Le Royaume-Uni, l’agent double du Conseil européen
Clairement, la Commission européenne est trop dépourvue pour mener les négociations nécessaires face à la Chine. Premièrement, parce qu’elle ne représente pas un organe d’impulsion politique, et que José Manuel Barroso (son président) en est bien content. Deuxièmement parce qu’elle ne représente pas l’Union européenne sur la politique extérieure, en tous les cas pas sans l’aval du Conseil européen, les États. Troisièmement, parce que son expertise sur la gestion de Galileo ne l’a met pas en bonne position, tant les erreurs ont été accumulées sur ce dossier, notamment sur le contrôle de l’état d’avancement du projet par les investisseurs privés à l’époque.
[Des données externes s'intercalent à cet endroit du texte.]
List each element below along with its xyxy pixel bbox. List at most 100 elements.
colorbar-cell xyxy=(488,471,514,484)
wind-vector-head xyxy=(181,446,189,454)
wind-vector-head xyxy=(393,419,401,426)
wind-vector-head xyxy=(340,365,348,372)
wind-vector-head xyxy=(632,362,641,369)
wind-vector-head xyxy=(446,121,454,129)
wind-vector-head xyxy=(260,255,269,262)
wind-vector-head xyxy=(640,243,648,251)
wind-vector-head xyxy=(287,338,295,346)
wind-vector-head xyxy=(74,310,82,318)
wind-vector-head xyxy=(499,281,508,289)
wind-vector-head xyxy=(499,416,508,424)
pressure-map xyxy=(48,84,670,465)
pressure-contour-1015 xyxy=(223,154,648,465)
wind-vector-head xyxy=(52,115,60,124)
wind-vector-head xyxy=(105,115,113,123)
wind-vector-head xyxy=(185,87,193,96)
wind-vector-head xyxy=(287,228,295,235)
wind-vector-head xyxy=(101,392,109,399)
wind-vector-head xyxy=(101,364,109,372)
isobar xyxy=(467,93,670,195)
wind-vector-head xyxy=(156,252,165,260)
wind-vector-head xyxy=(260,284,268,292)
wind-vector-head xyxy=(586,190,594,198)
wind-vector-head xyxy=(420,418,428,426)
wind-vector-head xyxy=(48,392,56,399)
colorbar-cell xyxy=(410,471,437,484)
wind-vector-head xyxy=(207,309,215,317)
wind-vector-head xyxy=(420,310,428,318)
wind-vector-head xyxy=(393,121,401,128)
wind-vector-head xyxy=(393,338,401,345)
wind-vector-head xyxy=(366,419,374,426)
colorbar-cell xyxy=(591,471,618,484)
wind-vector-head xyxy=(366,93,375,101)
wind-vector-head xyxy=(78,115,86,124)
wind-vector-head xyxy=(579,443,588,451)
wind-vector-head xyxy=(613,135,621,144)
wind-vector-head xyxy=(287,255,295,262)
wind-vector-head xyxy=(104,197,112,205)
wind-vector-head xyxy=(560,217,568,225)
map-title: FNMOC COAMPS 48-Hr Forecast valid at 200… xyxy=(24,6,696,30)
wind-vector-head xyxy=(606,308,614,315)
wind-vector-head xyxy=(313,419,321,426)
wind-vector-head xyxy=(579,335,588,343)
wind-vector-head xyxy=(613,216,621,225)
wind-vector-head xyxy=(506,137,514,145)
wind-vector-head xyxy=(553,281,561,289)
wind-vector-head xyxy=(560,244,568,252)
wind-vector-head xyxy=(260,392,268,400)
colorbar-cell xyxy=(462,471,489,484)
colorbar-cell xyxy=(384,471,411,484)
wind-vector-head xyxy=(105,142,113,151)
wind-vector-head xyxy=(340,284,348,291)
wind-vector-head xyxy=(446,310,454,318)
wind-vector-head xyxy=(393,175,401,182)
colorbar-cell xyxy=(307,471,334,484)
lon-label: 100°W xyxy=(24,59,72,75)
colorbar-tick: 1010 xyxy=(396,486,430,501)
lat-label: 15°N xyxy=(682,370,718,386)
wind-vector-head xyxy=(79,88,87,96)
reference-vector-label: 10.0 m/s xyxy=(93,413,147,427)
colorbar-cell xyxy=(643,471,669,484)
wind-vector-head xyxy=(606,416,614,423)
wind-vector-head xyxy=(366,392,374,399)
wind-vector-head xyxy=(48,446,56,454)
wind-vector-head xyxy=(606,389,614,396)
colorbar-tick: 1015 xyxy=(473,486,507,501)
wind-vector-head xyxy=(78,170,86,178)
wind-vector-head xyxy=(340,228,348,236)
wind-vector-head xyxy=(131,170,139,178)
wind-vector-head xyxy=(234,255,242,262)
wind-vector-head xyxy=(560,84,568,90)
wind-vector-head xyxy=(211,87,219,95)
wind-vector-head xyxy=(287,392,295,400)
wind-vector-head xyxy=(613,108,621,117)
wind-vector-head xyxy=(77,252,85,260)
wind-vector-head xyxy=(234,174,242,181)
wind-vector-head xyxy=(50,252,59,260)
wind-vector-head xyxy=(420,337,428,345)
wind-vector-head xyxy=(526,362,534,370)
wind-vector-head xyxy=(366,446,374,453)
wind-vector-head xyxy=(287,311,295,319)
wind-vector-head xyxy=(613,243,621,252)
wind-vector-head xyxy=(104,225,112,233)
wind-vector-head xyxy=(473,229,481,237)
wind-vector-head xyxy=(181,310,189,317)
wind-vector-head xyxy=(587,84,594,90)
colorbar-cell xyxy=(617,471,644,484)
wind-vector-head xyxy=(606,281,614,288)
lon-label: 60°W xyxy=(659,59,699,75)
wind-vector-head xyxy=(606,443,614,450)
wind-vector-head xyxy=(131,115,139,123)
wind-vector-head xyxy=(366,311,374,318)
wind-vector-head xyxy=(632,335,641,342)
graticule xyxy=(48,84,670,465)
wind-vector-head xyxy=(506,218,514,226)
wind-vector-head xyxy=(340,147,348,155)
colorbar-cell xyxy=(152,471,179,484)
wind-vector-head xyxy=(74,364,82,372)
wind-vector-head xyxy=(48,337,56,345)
Bernard Deflesselles l’explique clairement dans son rapport : Cette question absolument majeure qui doit être réglée par la voie diplomatique mériterait d’être évoquée par le Conseil européen. » Il faut réagir vite et politiquement. Or pour le moment, à défaut d’une vraie diplomatie européenne, le Conseil européen est le seul organe qui peut afficher une position commune sur le sujet. Malheureusement, ce type de décision se prend à l’unanimité. Or nous avons un agent-double au sein du Conseil européen : le Royaume-Uni.
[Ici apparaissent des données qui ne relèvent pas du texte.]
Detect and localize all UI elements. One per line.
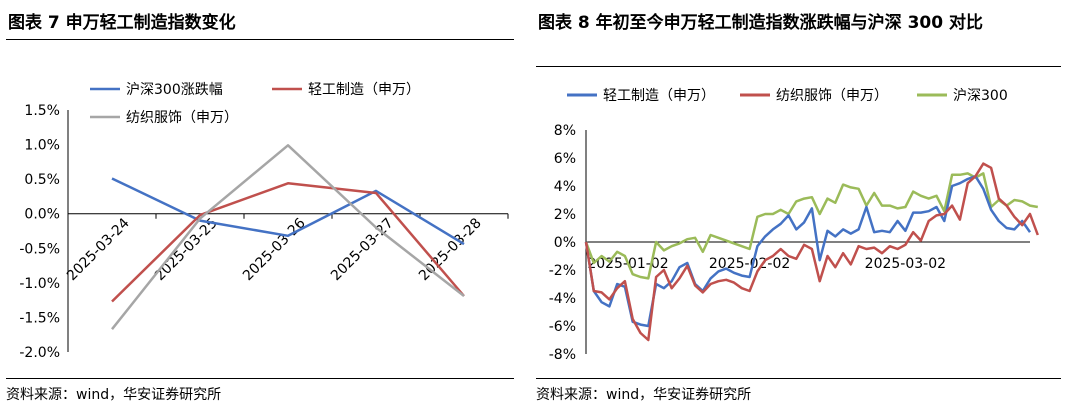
- y-tick-label: 0%: [554, 235, 576, 251]
- y-tick-label: -2%: [549, 263, 576, 279]
- y-tick-label: 0.5%: [24, 172, 60, 188]
- legend-label: 纺织服饰（申万）: [776, 88, 888, 104]
- source-rule: [6, 378, 514, 379]
- source-note: 资料来源：wind，华安证券研究所: [6, 387, 222, 403]
- x-tick-label: 2025-03-26: [240, 215, 309, 284]
- x-tick-label: 2025-03-27: [328, 215, 397, 284]
- chart-panel-right: 图表 8 年初至今申万轻工制造指数涨跌幅与沪深 300 对比 8% 6% 4% 2% 0…: [530, 0, 1067, 410]
- series-line: [584, 174, 1032, 328]
- title-rule: [6, 39, 514, 40]
- chart-title: 图表 8 年初至今申万轻工制造指数涨跌幅与沪深 300 对比: [538, 13, 983, 33]
- line-chart: 8%6%4%2%0%-2%-4%-6%-8%2025-01-02 2025-02-…: [549, 88, 1039, 363]
- y-tick-label: 6%: [554, 151, 576, 167]
- source-note: 资料来源：wind，华安证券研究所: [536, 387, 752, 403]
- series-line: [111, 144, 465, 330]
- legend-label: 沪深300涨跌幅: [126, 82, 223, 98]
- series-line: [111, 182, 465, 303]
- y-tick-label: 0.0%: [24, 207, 60, 223]
- x-tick-label: 2025-03-24: [64, 215, 133, 284]
- chart-panel-left: 图表 7 申万轻工制造指数变化 1.5% 1.0% 0.5% 0.0% -0.5% -1.…: [0, 0, 520, 410]
- legend-label: 沪深300: [953, 88, 1008, 104]
- chart-title: 图表 7 申万轻工制造指数变化: [8, 13, 236, 33]
- title-rule: [536, 66, 1061, 67]
- y-tick-label: 1.5%: [24, 103, 60, 119]
- y-tick-label: 2%: [554, 207, 576, 223]
- series-line: [584, 162, 1039, 342]
- x-tick-label: 2025-03-25: [152, 215, 221, 284]
- y-tick-label: -1.5%: [19, 310, 60, 326]
- y-tick-label: -0.5%: [19, 241, 60, 257]
- x-tick-label: 2025-02-02: [709, 256, 790, 272]
- legend-label: 轻工制造（申万）: [603, 88, 715, 104]
- y-tick-label: 8%: [554, 123, 576, 139]
- legend-label: 纺织服饰（申万）: [126, 110, 238, 126]
- legend-label: 轻工制造（申万）: [308, 82, 420, 98]
- line-chart: 1.5% 1.0% 0.5% 0.0% -0.5% -1.0% -1.5% -2.0% 2025…: [19, 82, 509, 361]
- y-tick-label: 1.0%: [24, 138, 60, 154]
- y-tick-label: -4%: [549, 291, 576, 307]
- x-tick-label: 2025-03-02: [865, 256, 946, 272]
- y-tick-label: -8%: [549, 347, 576, 363]
- y-tick-label: 4%: [554, 179, 576, 195]
- series-line: [584, 172, 1039, 280]
- series-line: [111, 177, 465, 246]
- y-tick-label: -6%: [549, 319, 576, 335]
- source-rule: [536, 378, 1061, 379]
- x-tick-label: 2025-03-28: [416, 215, 485, 284]
- y-tick-label: -1.0%: [19, 276, 60, 292]
- y-tick-label: -2.0%: [19, 345, 60, 361]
En effet, les Britanniques ont toujours entretenu une politique d’amitié très poussée avec nos cousins américains. Pour le meilleur et pour le pire. Pour le meilleur quand il s’agit d’aider à négocier un accord d’interopérabilité entre le système GPS et celui de Galileo. [4] Pour le pire quand il s’agit de tout faire pour éviter qu’il y ait une possibilité de véritable indépendance civile et militaire de l’Union européenne vis-à-vis des États-Unis grâce à Galileo.
Pour Bernard Deflesselles, « le Royaume-Uni considère que la gestion par l’Union européenne, propriétaire de Galileo, des signaux utilisés par la défense relève de la PESC qui implique l’unanimité, y compris dans le cadre du traité de Lisbonne. Cela conduirait à ce que le règlement régissant l’usage de ces signaux, si tant est qu’il soit nécessaire, car nous sommes dans un flou juridique, implique son accord. Or le Royaume-Uni ne veut pas « compliquer » la coopération entre les forces armées européennes. » [5] Et américaines.
D’ailleurs, ce pays vient de lancer fin mars une nouvelle agence spatiale pour financer les activités de vols spatiaux civils et de représenter le pays aux organisations internationales et au sein de l’Agence spatiale européenne. Avec un budget annuel de 230 millions de livres (343 millions de dollars), la UK Space Agency aura notamment à assurer la gestion des intérêts britanniques dans les projets de l’UE tels que la surveillance mondiale pour l’environnement et la sécurité et la constellation du système de navigation Galileo.
230 millions de livres pour un lobby au sein de Galileo, voilà une méthode qui assure par avance au Royaume-Uni un pouvoir de nuisance certain... En attendant, les Chinois avancent à toute allure sur leur projet Beidou. Or les atermoiements de la diplomatie européenne seront forcément au désavantage des citoyens européens. Même Britanniques.
1. Le 13 avril 2010 à 13:23, par Valéry En réponse à : Galileo, Chine et Royaume-Uni : le triptyque perdant pour l’Union européenne
En même temps l’indépendance stratégique et technologique envers les Etats-Unis n’est pas une fin en soi : Europe et Etats-Unis ont au niveau planétaire les mêmes intérêts stratégiques, même si l’Europe a une préférence marquée pour une approche multilatérale là où les Etats-Unis ont une démarche souverainiste.